The presentation of Imagine a World – Music for Humanity in Carnegie Hall’s Stern Auditorium at 8:00 PM on Wednesday, 14 June 2017, will feature the world première of Jake Heggie’s arrangement of George Hubbard Miller’s 1976 ‘Spinning Song,’ accompanied on the piano by the composer. Dedicated to Dallas Street Choir, the piece rejuvenates a melody familiarized in its original form by soprano Carol Webber. In addition to performances by Blackwell and von Stade, the event will feature selections from the hit musical Wicked performed by its creator, Schwartz.
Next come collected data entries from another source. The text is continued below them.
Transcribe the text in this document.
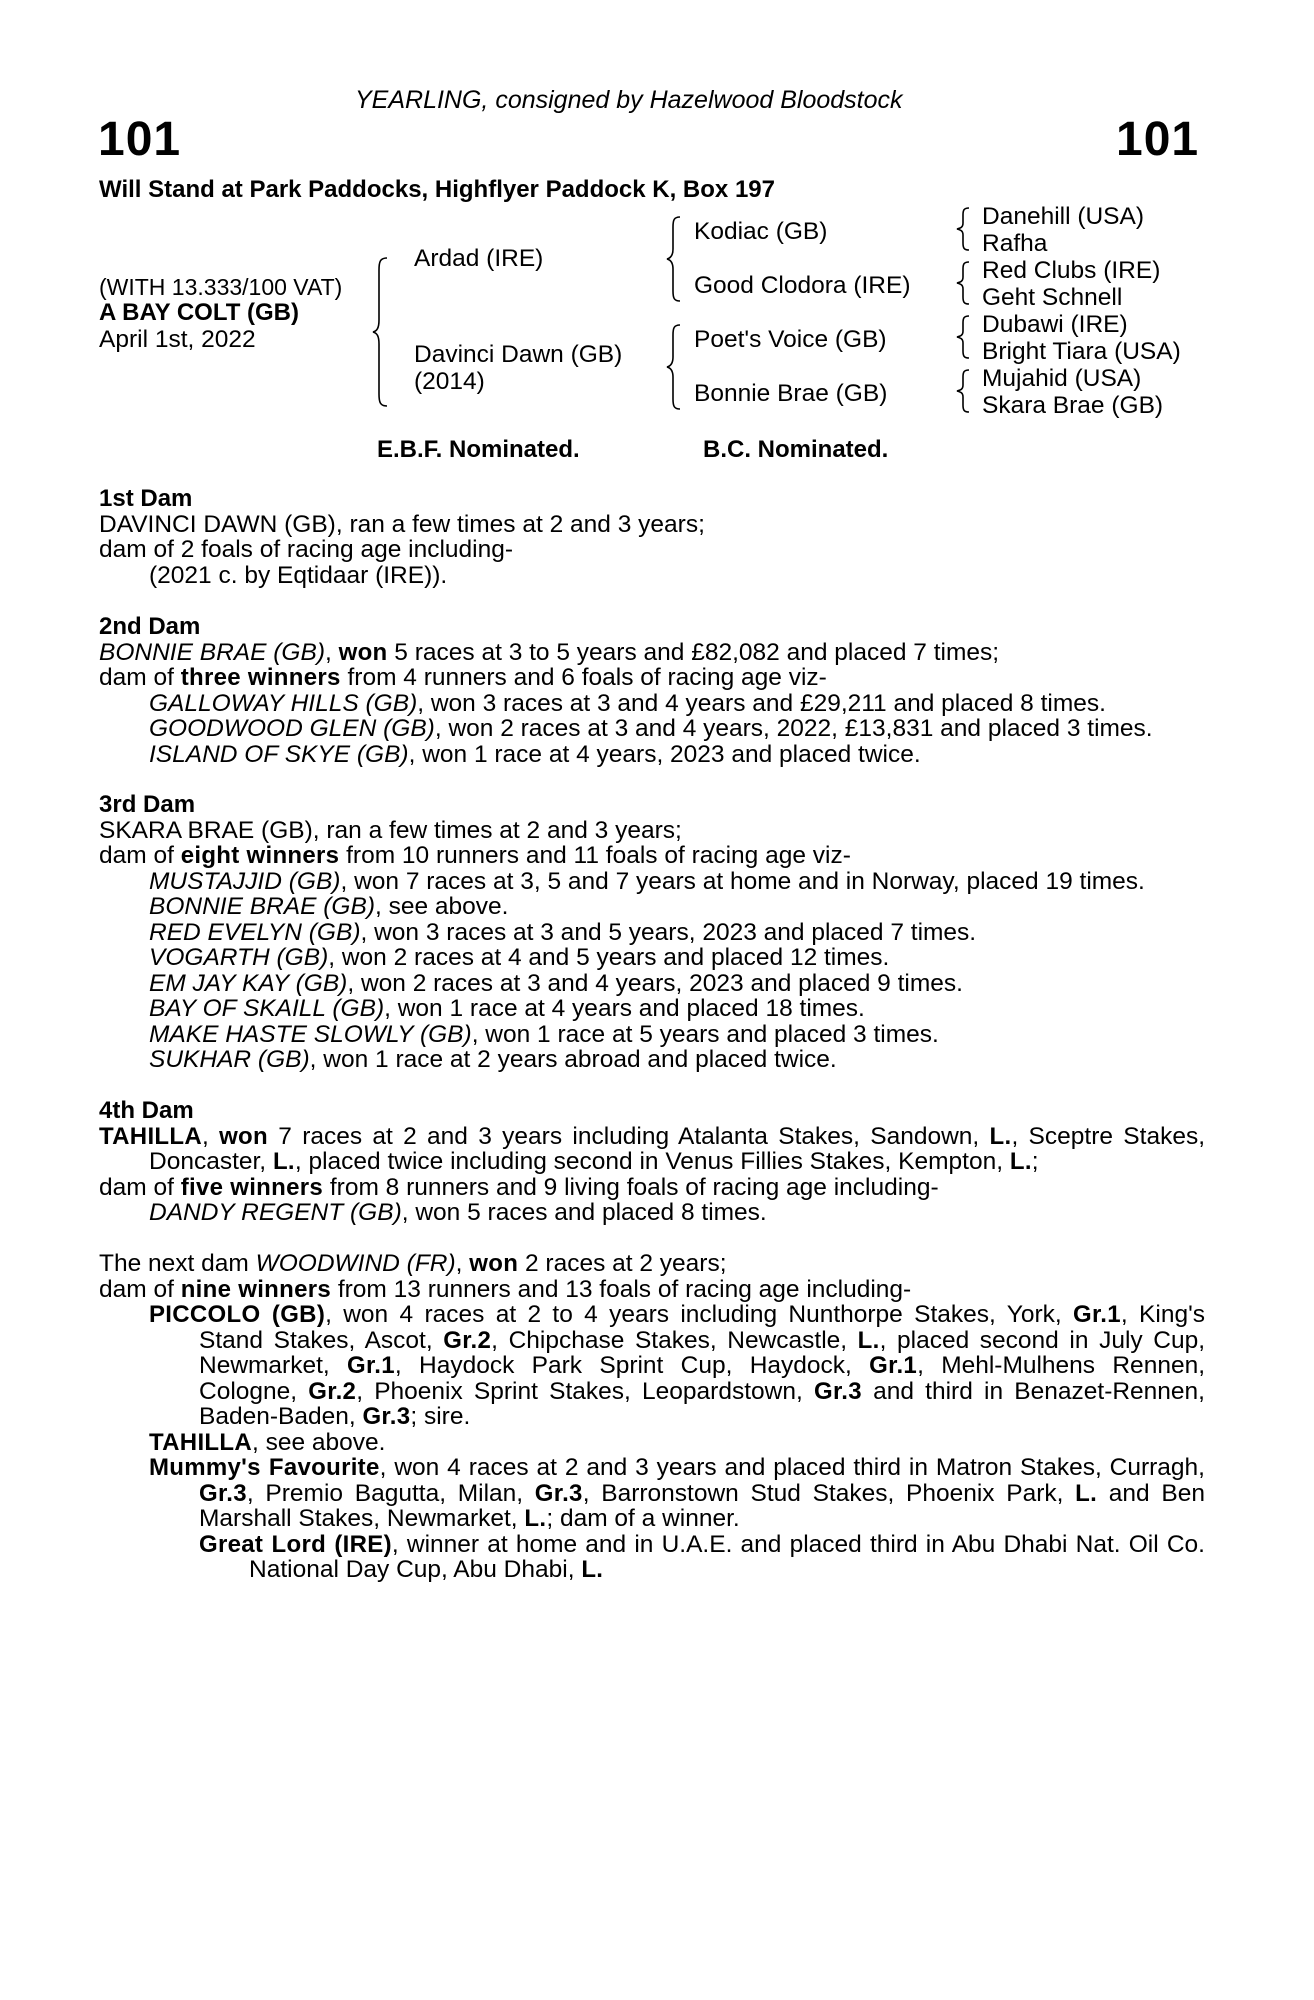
YEARLING, consigned by Hazelwood Bloodstock
101	101
Will Stand at Park Paddocks, Highflyer Paddock K, Box 197
(WITH 13.333/100 VAT)
A BAY COLT (GB)
April 1st, 2022
Ardad (IRE)
Davinci Dawn (GB)
(2014)
Kodiac (GB)
Good Clodora (IRE)
Poet's Voice (GB)
Bonnie Brae (GB)
Danehill (USA)
Rafha
Red Clubs (IRE)
Geht Schnell
Dubawi (IRE)
Bright Tiara (USA)
Mujahid (USA)
Skara Brae (GB)
E.B.F. Nominated.	B.C. Nominated.
1st Dam
DAVINCI DAWN (GB), ran a few times at 2 and 3 years;
dam of 2 foals of racing age including-
(2021 c. by Eqtidaar (IRE)).
2nd Dam
BONNIE BRAE (GB), won 5 races at 3 to 5 years and £82,082 and placed 7 times;
dam of three winners from 4 runners and 6 foals of racing age viz-
GALLOWAY HILLS (GB), won 3 races at 3 and 4 years and £29,211 and placed 8 times.
GOODWOOD GLEN (GB), won 2 races at 3 and 4 years, 2022, £13,831 and placed 3 times.
ISLAND OF SKYE (GB), won 1 race at 4 years, 2023 and placed twice.
3rd Dam
SKARA BRAE (GB), ran a few times at 2 and 3 years;
dam of eight winners from 10 runners and 11 foals of racing age viz-
MUSTAJJID (GB), won 7 races at 3, 5 and 7 years at home and in Norway, placed 19 times.
BONNIE BRAE (GB), see above.
RED EVELYN (GB), won 3 races at 3 and 5 years, 2023 and placed 7 times.
VOGARTH (GB), won 2 races at 4 and 5 years and placed 12 times.
EM JAY KAY (GB), won 2 races at 3 and 4 years, 2023 and placed 9 times.
BAY OF SKAILL (GB), won 1 race at 4 years and placed 18 times.
MAKE HASTE SLOWLY (GB), won 1 race at 5 years and placed 3 times.
SUKHAR (GB), won 1 race at 2 years abroad and placed twice.
4th Dam
TAHILLA, won 7 races at 2 and 3 years including Atalanta Stakes, Sandown, L., Sceptre Stakes, Doncaster, L., placed twice including second in Venus Fillies Stakes, Kempton, L.;
dam of five winners from 8 runners and 9 living foals of racing age including-
DANDY REGENT (GB), won 5 races and placed 8 times.
The next dam WOODWIND (FR), won 2 races at 2 years;
dam of nine winners from 13 runners and 13 foals of racing age including-
PICCOLO (GB), won 4 races at 2 to 4 years including Nunthorpe Stakes, York, Gr.1, King's Stand Stakes, Ascot, Gr.2, Chipchase Stakes, Newcastle, L., placed second in July Cup, Newmarket, Gr.1, Haydock Park Sprint Cup, Haydock, Gr.1, Mehl-Mulhens Rennen, Cologne, Gr.2, Phoenix Sprint Stakes, Leopardstown, Gr.3 and third in Benazet-Rennen, Baden-Baden, Gr.3; sire.
TAHILLA, see above.
Mummy's Favourite, won 4 races at 2 and 3 years and placed third in Matron Stakes, Curragh, Gr.3, Premio Bagutta, Milan, Gr.3, Barronstown Stud Stakes, Phoenix Park, L. and Ben Marshall Stakes, Newmarket, L.; dam of a winner.
Great Lord (IRE), winner at home and in U.A.E. and placed third in Abu Dhabi Nat. Oil Co. National Day Cup, Abu Dhabi, L.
All tickets are priced at only $25, and proceeds from the concert will benefit organizations that work to alleviate and eliminate homelessness. For more information and to purchase tickets for the Carnegie Hall concert, please visit Carnegie Hall’s website or phone CarnegieCharge at 212.247.7800.
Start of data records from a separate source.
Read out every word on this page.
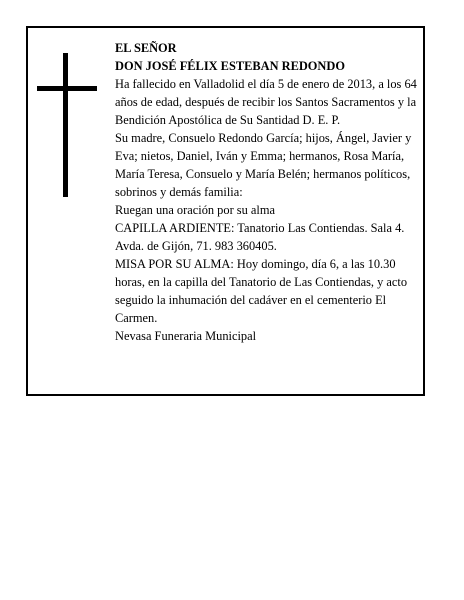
EL SEÑOR

DON JOSÉ FÉLIX ESTEBAN REDONDO

Ha fallecido en Valladolid el día 5 de enero de 2013, a los 64 años de edad, después de recibir los Santos Sacramentos y la Bendición Apostólica de Su Santidad D. E. P.

Su madre, Consuelo Redondo García; hijos, Ángel, Javier y Eva; nietos, Daniel, Iván y Emma; hermanos, Rosa María, María Teresa, Consuelo y María Belén; hermanos políticos, sobrinos y demás familia:

Ruegan una oración por su alma

CAPILLA ARDIENTE: Tanatorio Las Contiendas. Sala 4. Avda. de Gijón, 71. 983 360405.

MISA POR SU ALMA: Hoy domingo, día 6, a las 10.30 horas, en la capilla del Tanatorio de Las Contiendas, y acto seguido la inhumación del cadáver en el cementerio El Carmen.

Nevasa Funeraria Municipal
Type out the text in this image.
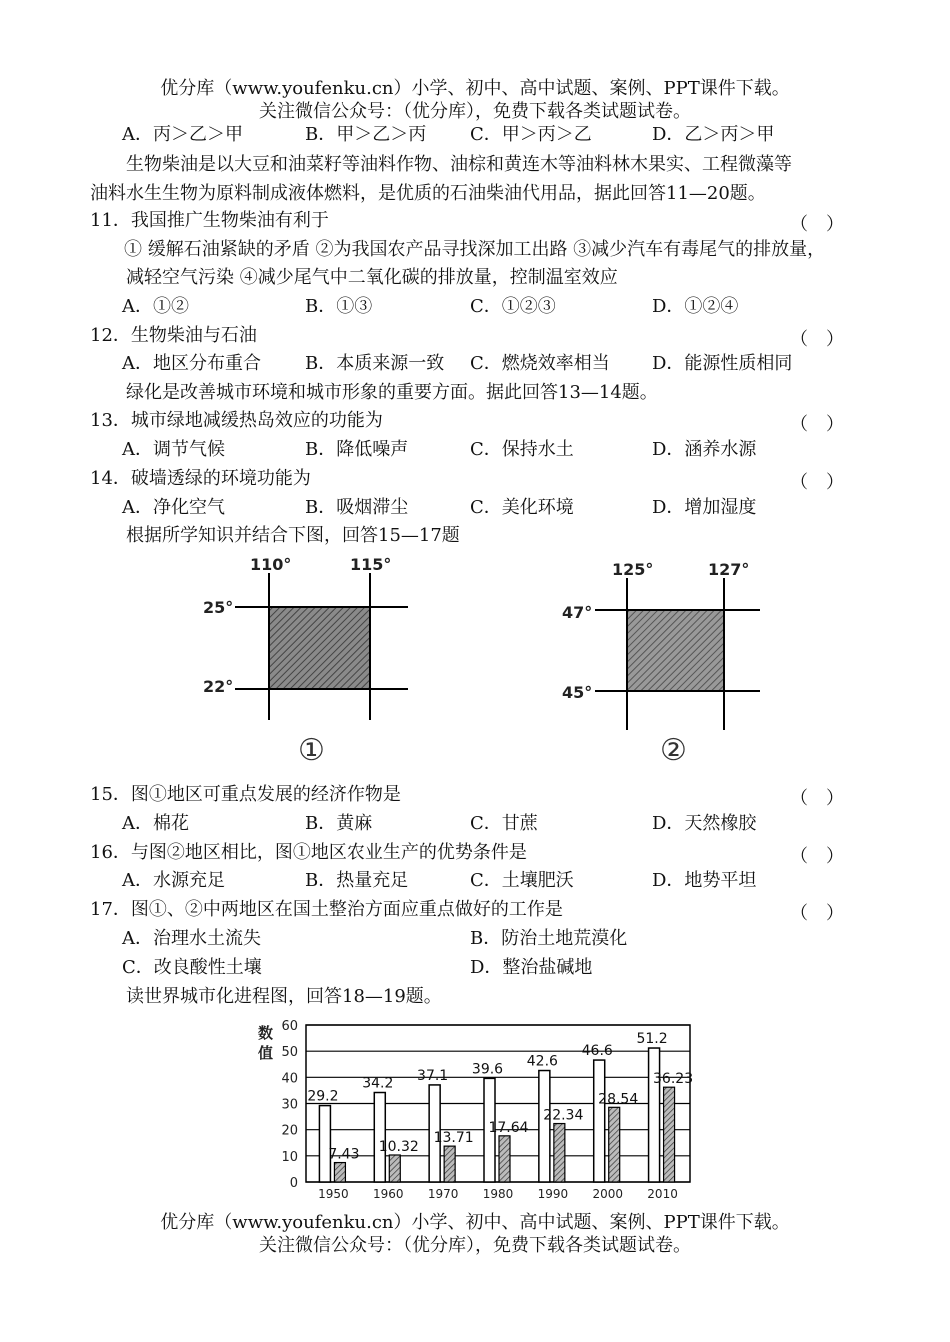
优分库（www.youfenku.cn）小学、初中、高中试题、案例、PPT课件下载。
关注微信公众号：（优分库），免费下载各类试题试卷。
A．丙＞乙＞甲	B．甲＞乙＞丙 C．甲＞丙＞乙	D．乙＞丙＞甲
生物柴油是以大豆和油菜籽等油料作物、油棕和黄连木等油料林木果实、工程微藻等
油料水生生物为原料制成液体燃料，是优质的石油柴油代用品，据此回答11—20题。
11．我国推广生物柴油有利于	（　）
① 缓解石油紧缺的矛盾 ②为我国农产品寻找深加工出路 ③减少汽车有毒尾气的排放量，
减轻空气污染 ④减少尾气中二氧化碳的排放量，控制温室效应
A．①②	B．①③	C．①②③	D．①②④
12．生物柴油与石油	（　）
A．地区分布重合 B．本质来源一致 C．燃烧效率相当 D．能源性质相同
绿化是改善城市环境和城市形象的重要方面。据此回答13—14题。
13．城市绿地减缓热岛效应的功能为	（　）
A．调节气候	B．降低噪声	C．保持水土	D．涵养水源
14．破墙透绿的环境功能为	（　）
A．净化空气	B．吸烟滞尘	C．美化环境	D．增加湿度
根据所学知识并结合下图，回答15—17题
110°	115°
25°
22°
①
125°	127°
47°
45°
②
15．图①地区可重点发展的经济作物是	（　）
A．棉花	B．黄麻	C．甘蔗	D．天然橡胶
16．与图②地区相比，图①地区农业生产的优势条件是	（　）
A．水源充足	B．热量充足	C．土壤肥沃	D．地势平坦
17．图①、②中两地区在国土整治方面应重点做好的工作是	（　）
A．治理水土流失	B．防治土地荒漠化
C．改良酸性土壤	D．整治盐碱地
读世界城市化进程图，回答18—19题。
0
10
20
30
40
50
60
29.2
7.43
1950
34.2
10.32
1960
37.1
13.71
1970
39.6
17.64
1980
42.6
22.34
1990
46.6
28.54
2000
51.2
36.23
2010
数
值
优分库（www.youfenku.cn）小学、初中、高中试题、案例、PPT课件下载。
关注微信公众号：（优分库），免费下载各类试题试卷。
The performance in Washington National Cathedral at 7:30 PM on Thursday, 15 June 2017, will focus on sacred choral music by Sergei Rachmaninoff, Mack Wilberg, Ola Gjeilo, and Elaine Hagenberg, alongside traversals by von Stade of pieces by Georg Friedrich Händel, Francis Poulenc, and Franz Schubert. Admission to the National Cathedral event is free.

Dallas is a city of extraordinary challenges, outstanding accomplishments, and tremendous promise exemplified by the individual stories, struggles, and successes of the 1.3 million people who call the city home. Looking beyond its sparkling skyline, Dallas is far more than Lee Harvey Oswald, Mary Kay, J. R. Ewing, and the Cowboys, Mavericks, and Rangers. Dallas is a city in which vast wealth dwells alongside devastating poverty. Lacking the basic human right of permanent shelter, the singers of Dallas Street Choir and Credo Community Choir reveal that the poorest in possessions are often the richest in spirit. In the Twenty-First Century, not one man, woman, or child in Dallas, Damascus, Doha, or Dublin should be compelled to only ‘imagine a world’ in which no one is denied the safe harbor of a home. Please support these artists in their efforts to share the wisdom gleaned from the streets of Dallas: music for humanity should be a validation of our unity, not a plea for recognition of the worth of strong, gifted people too many of us would rather exclude and forget.